After months of uncertainty and debate about what changes would be made to the Federal estate and gift tax (transfer tax), the newly minted American Taxpayer Relief Act (the “Act”) has provided answers that many were anxiously awaiting. While many believed the estate and gift tax landscape would undergo significant change from the taxpayer-friendly laws of the past few years, the end result looks surprisingly similar to that of 2012.
A little background information is necessary to fully understand the significance of the effect of the Act. Absent the newly passed laws, beginning in 2013 the estate and gift tax exclusion amount would have reverted back down to $1 million for each individual (from $5.12 million in 2012) and the maximum tax rate would have increased to 55% (from 35% in 2012).
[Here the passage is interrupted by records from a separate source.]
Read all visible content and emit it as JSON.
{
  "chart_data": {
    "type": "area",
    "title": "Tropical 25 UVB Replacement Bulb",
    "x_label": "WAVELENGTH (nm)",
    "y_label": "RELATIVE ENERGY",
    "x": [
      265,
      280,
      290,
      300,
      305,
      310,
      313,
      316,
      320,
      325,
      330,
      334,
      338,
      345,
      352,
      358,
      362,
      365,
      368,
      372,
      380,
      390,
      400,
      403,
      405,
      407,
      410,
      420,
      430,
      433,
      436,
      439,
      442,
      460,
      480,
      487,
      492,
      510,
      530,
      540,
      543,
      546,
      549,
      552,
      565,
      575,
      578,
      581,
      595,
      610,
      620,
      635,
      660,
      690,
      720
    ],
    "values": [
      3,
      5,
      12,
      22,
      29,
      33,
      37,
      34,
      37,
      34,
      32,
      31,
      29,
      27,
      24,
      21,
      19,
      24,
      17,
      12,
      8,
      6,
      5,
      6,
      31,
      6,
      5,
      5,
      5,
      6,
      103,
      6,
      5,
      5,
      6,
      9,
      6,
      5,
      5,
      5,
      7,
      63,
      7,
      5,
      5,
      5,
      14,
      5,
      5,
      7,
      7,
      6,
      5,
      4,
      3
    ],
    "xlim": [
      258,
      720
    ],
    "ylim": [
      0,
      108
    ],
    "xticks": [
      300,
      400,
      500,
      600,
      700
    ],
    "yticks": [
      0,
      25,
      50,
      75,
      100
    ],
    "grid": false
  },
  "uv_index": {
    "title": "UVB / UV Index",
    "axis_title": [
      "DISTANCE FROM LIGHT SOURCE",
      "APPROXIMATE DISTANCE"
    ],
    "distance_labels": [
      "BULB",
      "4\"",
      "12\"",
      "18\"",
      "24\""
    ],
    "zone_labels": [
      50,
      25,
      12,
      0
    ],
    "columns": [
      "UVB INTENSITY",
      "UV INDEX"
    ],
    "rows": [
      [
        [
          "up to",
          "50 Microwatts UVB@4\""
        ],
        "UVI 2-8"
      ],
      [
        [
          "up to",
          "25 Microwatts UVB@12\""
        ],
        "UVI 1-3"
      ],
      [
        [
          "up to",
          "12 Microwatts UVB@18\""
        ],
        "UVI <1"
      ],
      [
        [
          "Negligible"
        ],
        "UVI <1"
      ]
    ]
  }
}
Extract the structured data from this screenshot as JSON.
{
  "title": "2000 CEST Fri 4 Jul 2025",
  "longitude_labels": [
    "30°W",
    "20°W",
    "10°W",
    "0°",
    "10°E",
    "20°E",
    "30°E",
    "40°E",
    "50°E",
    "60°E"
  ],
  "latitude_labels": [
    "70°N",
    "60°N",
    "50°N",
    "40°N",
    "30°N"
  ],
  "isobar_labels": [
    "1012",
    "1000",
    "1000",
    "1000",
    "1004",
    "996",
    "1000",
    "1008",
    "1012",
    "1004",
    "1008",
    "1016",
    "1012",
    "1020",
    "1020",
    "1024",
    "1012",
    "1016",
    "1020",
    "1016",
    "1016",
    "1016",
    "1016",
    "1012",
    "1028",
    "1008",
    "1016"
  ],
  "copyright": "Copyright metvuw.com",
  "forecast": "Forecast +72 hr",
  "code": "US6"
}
As you can see, there was the possibility of substantial change in 2013, and while many expected the final numbers would fall somewhere in between the two extremes, few predicted the actual outcome.
After passage of the Act, the estate and gift tax exclusion amount (unified credit) will remain at $5 million (adjusted for inflation, so roughly $5.25 million) for each individual, which means that someone who dies in 2013 with an estate of less than $5 million pays no Federal estate tax, assuming they had not used up any of their exclusion amount during life through gifting. Also, the generation skipping transfer tax will get the same treatment, remaining at $5 million, adjusted for inflation. Needless to say, these are big wins for taxpayers with estates in excess of $1 million. Another victory for married taxpayers is the permanent status of portability, which allows a surviving spouse to use his or her deceased spouse’s unused unified credit amount. The one change is the top tax rate for estate and gift tax rising from 35% to 40%. While there are sure to be complaints about this increase, keep in mind that the top rate was set to be a staggering 55% had the new laws not taken effect.
So how much does this change the estate plans of individuals and married couples? The answer depends on how those individuals and couples were told to plan for 2013 and beyond. The people most affected by the “new” laws may have been the ones who scrambled to make substantial year-end gifts in 2012 under the guidance that the $5.12 million estate and gift tax exclusion would drop significantly after December 31st. Needless to say, there are probably some people out there with gifter’s remorse. Regardless of where they stand or what they did in 2012, having some stability in the estate and gift tax landscape is welcomed by both professionals and clients alike.